Acemoglu et al (2001, 2002) argue that colonies with a more favourable disease environment encouraged more settlement of European colonies and promoted and protected private property right. In Africa, Gallego and Woodbern (2016) found that Protestant missionaries had a larger impact on long-term education than Catholic missionaries but mainly in states where Catholic missionaries were protected from competition by Protestant missionaries. Catholic missionary emphasised higher education in India, perhaps unsurprising— judging by their performance elsewhere especially by the Jesuits.

The researchers draw the following conclusion on education: “Catholic missionaries were not actively involved in the provision of education in the colonial period (of India). The numbers of colleges and schools were uncorrelated with the presence of Catholic missionaries in 1911.”

On development in general, the researchers say the effects of higher education on development are not driven by lower level of education. The researchers’ goal was to discover the casual relationship between higher education and development.

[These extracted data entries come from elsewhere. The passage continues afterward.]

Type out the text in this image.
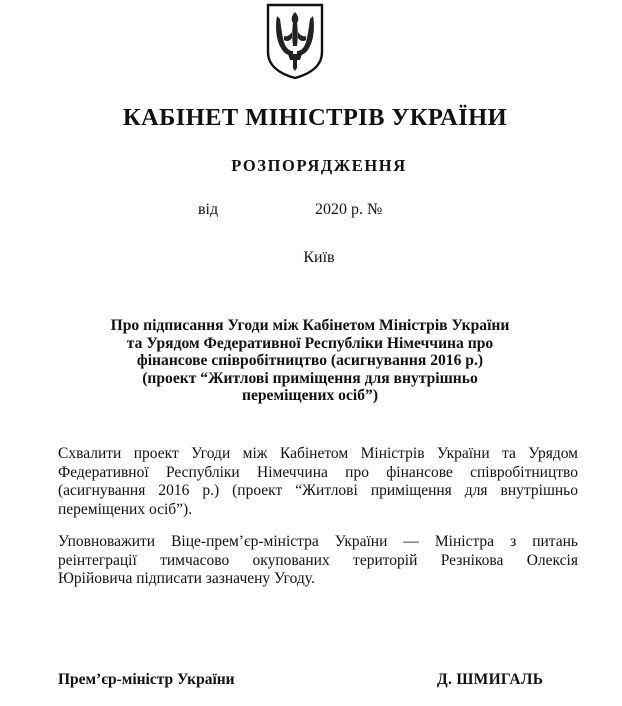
КАБІНЕТ МІНІСТРІВ УКРАЇНИ
РОЗПОРЯДЖЕННЯ
від	2020 р. №
Київ
Про підписання Угоди між Кабінетом Міністрів України
та Урядом Федеративної Республіки Німеччина про
фінансове співробітництво (асигнування 2016 р.)
(проект “Житлові приміщення для внутрішньо
переміщених осіб”)
Схвалити проект Угоди між Кабінетом Міністрів України та Урядом
Федеративної Республіки Німеччина про фінансове співробітництво
(асигнування 2016 р.) (проект “Житлові приміщення для внутрішньо
переміщених осіб”).
Уповноважити Віце-прем’єр-міністра України — Міністра з питань
реінтеграції тимчасово окупованих територій Резнікова Олексія
Юрійовича підписати зазначену Угоду.
Прем’єр-міністр України	Д. ШМИГАЛЬ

They wonder whether it is development that brings about higher education rather than the other way round. A wealthy country like South Africa was able to build many colleges because it had the means—or were the means found first before the colleges were built?

This study has a policy implication for Malawi. Should we build more and more secondary schools and colleges while the country is still very poor? Will such schools and colleges offer quality? Should we not concentrate on a few institutions of higher education like France’s Ecole Normales, with higher quality to produce graduates who will have an impact on economic growth? Universal literacy is a human right. But for the sake of economic growth, we need a few superior colleges which will produce engineers, doctors and scientists.